As 10 adaptações que estamos ansiosos de ver em 2018

Em 2018 já temos uma lista de alguns filmes que queremos ver. Trilogias que vão terminar e outras a começar. Filmes de animação, e live-action, mas todas baseadas em obras literárias. Estas são as adaptações que mais ansiedade criam até chegarem às salas de cinema.

Maze Runner: The Death Cure (26 de Janeiro)

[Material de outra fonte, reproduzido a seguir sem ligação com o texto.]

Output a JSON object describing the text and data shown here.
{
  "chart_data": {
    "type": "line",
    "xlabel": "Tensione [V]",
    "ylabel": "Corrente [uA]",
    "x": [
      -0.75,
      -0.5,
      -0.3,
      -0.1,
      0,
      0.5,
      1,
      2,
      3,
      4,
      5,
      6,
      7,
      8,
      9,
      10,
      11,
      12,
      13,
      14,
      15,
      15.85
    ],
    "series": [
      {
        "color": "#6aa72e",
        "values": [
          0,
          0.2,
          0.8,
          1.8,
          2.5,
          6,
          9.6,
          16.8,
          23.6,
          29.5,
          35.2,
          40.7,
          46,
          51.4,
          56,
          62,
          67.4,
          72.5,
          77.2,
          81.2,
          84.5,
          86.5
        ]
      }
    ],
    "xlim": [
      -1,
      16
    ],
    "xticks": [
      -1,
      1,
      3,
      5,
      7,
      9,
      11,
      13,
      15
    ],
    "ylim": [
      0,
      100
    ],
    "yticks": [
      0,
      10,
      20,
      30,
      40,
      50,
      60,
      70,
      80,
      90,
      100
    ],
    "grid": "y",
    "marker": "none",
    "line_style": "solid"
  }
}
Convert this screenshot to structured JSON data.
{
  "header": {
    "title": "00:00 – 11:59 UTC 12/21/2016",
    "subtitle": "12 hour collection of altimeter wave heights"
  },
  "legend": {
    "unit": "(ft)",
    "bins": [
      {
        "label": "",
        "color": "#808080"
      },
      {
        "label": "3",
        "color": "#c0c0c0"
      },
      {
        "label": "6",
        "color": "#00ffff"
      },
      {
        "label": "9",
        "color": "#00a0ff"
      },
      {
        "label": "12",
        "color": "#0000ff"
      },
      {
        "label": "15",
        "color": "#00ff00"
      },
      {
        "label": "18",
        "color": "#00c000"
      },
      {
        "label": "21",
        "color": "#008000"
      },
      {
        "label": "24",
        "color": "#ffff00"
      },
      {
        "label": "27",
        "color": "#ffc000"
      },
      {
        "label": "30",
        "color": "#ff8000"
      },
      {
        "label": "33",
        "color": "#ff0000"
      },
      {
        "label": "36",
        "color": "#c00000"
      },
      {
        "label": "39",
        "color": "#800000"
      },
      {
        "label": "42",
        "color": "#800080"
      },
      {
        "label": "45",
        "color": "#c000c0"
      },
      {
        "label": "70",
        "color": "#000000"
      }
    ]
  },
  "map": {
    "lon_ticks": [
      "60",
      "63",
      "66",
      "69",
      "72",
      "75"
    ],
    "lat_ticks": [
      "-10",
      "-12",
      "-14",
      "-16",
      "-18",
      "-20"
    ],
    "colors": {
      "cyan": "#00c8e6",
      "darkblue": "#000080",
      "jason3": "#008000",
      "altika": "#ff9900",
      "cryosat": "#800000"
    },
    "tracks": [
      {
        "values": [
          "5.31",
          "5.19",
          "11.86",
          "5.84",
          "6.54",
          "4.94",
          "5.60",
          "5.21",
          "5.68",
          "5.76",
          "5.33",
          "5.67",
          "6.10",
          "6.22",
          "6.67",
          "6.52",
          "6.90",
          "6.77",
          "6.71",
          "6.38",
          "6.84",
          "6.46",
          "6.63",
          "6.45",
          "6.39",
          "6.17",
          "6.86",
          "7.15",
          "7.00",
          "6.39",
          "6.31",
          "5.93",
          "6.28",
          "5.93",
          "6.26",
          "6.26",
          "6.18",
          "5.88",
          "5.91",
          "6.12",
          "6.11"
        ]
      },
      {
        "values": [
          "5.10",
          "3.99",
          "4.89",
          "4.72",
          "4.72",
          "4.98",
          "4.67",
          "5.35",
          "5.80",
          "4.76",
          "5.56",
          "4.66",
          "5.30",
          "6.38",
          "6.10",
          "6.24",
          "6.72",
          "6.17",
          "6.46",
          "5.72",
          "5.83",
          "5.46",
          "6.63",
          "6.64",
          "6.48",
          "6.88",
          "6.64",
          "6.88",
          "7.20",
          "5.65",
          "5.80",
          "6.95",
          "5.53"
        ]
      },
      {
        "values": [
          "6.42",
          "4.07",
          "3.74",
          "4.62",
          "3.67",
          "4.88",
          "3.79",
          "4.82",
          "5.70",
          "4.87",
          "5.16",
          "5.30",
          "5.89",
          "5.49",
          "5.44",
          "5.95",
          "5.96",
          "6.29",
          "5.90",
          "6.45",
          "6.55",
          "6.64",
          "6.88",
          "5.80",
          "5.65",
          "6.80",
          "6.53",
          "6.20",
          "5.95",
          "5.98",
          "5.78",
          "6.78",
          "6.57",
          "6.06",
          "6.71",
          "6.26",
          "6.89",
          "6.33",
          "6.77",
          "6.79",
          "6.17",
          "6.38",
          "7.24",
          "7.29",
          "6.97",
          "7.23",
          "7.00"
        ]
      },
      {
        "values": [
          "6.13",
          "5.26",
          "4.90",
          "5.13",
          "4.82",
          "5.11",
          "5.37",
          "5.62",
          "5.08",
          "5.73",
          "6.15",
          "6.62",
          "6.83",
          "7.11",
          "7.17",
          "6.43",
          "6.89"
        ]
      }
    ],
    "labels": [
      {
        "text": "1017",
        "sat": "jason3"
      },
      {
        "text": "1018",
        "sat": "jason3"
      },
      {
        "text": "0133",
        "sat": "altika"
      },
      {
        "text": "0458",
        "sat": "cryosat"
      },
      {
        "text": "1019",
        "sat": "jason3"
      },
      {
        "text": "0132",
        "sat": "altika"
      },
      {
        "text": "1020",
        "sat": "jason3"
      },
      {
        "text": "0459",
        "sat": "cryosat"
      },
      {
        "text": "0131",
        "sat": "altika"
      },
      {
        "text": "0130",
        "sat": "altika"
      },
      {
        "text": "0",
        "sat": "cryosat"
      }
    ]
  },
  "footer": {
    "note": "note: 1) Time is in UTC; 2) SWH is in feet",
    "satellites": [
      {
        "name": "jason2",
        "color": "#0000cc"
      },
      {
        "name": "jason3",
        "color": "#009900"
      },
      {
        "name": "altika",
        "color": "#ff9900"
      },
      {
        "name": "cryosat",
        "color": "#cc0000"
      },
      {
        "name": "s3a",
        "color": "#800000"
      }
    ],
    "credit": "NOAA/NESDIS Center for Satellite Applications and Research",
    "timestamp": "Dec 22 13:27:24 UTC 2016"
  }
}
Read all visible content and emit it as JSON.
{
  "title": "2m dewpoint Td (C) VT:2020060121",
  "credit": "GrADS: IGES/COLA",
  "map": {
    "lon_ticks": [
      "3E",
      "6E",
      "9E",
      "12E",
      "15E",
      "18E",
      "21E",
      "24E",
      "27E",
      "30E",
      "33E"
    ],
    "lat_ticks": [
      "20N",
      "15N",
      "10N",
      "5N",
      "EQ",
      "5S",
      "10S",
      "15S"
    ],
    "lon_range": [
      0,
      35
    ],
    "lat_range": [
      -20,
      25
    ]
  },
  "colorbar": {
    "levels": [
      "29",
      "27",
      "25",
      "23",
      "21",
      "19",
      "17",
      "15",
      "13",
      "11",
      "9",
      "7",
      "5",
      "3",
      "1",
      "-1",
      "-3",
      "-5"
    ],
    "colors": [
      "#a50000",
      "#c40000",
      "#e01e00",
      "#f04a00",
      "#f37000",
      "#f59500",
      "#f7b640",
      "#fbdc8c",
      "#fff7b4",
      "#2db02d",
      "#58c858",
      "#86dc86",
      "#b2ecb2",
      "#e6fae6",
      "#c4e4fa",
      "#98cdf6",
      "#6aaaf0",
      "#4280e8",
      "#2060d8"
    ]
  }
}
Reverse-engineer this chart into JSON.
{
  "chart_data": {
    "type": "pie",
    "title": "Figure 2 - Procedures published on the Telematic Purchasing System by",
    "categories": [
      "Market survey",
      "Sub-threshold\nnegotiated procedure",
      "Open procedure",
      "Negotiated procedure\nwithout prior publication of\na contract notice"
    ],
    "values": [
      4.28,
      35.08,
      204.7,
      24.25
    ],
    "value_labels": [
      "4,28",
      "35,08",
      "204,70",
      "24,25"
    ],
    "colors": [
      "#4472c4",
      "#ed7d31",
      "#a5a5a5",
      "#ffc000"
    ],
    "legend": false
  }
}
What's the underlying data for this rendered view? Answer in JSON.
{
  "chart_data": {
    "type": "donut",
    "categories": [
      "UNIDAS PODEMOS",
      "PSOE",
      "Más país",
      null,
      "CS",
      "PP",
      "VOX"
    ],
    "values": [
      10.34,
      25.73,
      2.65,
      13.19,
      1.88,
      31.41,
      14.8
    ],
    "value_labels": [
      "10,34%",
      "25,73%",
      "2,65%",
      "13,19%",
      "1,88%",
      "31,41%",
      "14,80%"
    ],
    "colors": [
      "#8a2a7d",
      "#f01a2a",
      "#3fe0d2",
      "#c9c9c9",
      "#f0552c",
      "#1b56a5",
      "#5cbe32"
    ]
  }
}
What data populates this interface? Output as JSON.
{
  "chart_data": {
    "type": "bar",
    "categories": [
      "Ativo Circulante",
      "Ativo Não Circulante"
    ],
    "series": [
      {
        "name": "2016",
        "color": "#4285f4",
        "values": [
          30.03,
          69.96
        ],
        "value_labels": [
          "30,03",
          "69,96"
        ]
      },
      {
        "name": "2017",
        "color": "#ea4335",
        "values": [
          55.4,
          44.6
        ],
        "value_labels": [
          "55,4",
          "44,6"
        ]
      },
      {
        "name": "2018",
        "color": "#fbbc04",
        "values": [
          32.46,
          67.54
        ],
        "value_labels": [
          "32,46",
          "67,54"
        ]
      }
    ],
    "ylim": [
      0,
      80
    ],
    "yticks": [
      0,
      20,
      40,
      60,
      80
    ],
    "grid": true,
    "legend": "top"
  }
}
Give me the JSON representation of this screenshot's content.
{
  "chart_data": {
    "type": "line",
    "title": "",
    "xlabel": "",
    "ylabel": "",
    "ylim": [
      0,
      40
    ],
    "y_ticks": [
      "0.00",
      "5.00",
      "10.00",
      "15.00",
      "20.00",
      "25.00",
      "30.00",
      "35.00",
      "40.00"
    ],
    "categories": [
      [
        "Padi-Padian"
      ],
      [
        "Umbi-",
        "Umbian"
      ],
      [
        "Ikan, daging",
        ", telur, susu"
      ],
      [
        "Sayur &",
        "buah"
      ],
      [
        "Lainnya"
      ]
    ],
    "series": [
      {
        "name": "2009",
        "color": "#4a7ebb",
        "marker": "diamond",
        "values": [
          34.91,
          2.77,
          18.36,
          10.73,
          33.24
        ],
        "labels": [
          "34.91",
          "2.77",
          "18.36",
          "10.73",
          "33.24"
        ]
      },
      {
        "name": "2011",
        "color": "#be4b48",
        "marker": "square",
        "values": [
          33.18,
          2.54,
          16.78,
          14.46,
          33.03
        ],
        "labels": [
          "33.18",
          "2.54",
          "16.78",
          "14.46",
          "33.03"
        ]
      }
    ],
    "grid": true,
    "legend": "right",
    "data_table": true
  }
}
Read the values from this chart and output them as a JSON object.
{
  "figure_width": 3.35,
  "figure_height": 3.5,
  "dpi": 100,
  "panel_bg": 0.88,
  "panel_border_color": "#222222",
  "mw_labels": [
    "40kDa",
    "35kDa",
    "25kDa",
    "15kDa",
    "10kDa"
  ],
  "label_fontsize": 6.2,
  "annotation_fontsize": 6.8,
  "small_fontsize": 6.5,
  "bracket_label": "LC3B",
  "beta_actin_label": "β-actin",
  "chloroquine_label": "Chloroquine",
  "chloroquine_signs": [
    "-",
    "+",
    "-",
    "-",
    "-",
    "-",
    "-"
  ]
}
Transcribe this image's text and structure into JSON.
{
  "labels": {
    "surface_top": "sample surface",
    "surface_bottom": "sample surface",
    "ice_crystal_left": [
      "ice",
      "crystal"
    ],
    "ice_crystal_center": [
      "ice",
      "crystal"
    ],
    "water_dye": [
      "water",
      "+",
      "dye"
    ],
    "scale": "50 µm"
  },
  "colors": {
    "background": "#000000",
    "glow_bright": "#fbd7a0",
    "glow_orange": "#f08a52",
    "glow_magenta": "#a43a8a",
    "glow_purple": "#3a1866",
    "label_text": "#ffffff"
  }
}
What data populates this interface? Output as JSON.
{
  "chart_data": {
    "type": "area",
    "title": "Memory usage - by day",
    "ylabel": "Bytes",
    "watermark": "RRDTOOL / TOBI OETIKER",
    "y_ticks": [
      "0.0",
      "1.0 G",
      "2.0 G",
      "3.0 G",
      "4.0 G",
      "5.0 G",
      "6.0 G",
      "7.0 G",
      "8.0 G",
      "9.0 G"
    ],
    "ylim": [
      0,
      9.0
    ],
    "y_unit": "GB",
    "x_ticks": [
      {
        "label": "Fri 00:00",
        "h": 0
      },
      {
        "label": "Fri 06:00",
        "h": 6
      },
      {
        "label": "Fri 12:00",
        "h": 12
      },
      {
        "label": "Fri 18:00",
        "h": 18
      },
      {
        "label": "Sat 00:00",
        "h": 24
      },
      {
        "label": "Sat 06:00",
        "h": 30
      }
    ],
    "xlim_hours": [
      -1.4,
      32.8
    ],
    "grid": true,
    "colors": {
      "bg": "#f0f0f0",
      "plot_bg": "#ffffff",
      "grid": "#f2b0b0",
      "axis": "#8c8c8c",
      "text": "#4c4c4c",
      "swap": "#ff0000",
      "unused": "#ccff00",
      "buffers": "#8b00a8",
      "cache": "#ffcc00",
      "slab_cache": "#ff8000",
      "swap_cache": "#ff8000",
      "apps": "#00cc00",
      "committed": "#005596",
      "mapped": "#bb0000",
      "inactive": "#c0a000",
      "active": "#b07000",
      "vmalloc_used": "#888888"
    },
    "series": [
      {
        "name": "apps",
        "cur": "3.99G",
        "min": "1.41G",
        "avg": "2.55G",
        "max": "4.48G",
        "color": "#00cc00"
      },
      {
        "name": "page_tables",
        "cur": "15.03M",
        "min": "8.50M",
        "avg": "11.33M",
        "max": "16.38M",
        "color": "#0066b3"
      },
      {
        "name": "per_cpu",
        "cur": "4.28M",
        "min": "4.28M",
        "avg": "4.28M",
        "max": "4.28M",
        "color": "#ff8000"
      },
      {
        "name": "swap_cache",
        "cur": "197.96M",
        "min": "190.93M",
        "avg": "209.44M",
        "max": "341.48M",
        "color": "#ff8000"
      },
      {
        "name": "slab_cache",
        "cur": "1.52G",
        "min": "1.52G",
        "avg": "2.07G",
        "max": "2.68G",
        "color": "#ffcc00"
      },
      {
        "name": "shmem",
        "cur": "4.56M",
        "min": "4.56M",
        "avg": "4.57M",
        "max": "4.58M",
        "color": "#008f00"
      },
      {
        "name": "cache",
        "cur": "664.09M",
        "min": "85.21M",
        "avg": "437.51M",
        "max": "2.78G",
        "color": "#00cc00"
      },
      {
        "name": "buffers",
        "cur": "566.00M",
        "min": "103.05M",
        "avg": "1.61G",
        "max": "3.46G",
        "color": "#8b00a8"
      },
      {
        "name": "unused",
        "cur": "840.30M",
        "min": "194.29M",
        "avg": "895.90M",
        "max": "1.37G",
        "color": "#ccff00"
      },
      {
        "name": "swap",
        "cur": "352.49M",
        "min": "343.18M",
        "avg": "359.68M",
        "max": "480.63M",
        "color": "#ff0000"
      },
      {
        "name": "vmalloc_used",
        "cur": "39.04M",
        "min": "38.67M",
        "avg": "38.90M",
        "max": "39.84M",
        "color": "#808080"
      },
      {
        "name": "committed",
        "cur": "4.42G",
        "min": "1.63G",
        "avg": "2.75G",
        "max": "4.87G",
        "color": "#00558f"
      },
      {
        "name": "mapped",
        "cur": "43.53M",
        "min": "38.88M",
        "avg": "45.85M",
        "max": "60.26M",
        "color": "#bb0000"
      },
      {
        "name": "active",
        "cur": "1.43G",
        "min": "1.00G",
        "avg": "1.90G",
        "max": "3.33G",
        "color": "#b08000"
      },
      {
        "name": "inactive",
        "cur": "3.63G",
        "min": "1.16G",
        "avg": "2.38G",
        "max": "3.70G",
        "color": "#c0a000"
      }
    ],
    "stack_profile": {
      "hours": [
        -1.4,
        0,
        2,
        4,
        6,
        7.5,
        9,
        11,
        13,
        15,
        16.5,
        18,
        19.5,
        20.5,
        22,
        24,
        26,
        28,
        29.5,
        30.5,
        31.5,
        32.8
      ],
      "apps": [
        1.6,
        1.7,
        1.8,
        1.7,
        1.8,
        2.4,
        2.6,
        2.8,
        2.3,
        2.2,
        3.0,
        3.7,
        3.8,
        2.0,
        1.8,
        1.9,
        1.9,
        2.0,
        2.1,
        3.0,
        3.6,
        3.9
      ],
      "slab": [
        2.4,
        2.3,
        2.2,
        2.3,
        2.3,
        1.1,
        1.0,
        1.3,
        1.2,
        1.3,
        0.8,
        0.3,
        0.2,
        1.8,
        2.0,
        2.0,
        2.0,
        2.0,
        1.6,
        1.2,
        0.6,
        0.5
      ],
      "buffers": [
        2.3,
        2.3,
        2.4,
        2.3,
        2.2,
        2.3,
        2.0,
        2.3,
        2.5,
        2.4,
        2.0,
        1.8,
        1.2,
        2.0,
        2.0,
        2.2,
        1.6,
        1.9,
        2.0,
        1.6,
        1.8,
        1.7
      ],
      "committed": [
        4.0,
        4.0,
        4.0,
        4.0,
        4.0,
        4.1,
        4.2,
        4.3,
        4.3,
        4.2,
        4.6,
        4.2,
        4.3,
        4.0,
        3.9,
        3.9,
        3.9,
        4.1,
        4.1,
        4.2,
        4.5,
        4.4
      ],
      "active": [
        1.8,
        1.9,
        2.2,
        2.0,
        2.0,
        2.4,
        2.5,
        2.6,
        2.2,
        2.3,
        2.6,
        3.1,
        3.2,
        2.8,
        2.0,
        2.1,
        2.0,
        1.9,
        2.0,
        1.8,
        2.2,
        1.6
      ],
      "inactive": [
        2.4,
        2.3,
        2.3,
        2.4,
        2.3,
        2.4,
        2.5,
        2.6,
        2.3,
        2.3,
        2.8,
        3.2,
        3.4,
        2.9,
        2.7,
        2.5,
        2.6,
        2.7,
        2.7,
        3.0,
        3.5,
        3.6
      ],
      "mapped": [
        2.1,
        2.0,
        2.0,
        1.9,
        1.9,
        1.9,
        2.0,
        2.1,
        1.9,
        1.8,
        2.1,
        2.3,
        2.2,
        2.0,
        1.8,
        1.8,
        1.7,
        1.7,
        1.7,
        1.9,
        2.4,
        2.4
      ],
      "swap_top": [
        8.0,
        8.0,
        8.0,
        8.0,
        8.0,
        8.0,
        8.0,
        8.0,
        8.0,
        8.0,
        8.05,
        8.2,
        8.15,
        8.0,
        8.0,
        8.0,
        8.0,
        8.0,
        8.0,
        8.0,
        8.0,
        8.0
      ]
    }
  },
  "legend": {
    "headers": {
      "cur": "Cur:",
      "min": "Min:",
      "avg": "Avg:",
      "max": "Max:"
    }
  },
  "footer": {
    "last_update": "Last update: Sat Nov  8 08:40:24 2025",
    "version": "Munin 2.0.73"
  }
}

A conclusão da saga “Maze Runner” está a chegar às salas de cinema. A produção atrasou devido a um imprevisto, o ator Dylan O’Brien magoou-se nas gravações e mereceu tempo para recuperar. Mas a espera está a terminar. Depois de uma ano, voltou às gravações do filme, sobre um grupo de adolescentes que luta contra uma organização chamada de  WICKED, num mundo pós-apocalíptico.

Peter Rabbit (9 de fevereiro)

O coelhinho mais famoso das histórias para crianças vai ter um filme só seu depois da animação na televisão. Baseado nos contos de Beatrix Potter, com a participação de James Corden como Peter Rabbit, um coelho que ambiciona entrar na horta do Mr. McGregor. Com Daisy Ridley e Margot Robbie nas vozes desta animação live–action.

Every Day (23 de fevereiro)

A narrativa de David Levithan conta a história de Rhiannon (Angourie Rice) uma adolescente que se apaixona por um espírito que habita todos os dias numa pessoa diferente. Debby Ryan e Colin Ford são as estrelas principais deste filme de romance e drama.

Red Sparrow (2 março)

Jennifer Lawrence volta a ser a protagonista de mais um filme de ação. “Red Sparrow” foi realizado por  Francis Lawrence. Este é o primeiro filme da trilogia de livros com o mesmo nome do autor Jason Matthews. A narrativa explora a espionagem e a arte de sedução.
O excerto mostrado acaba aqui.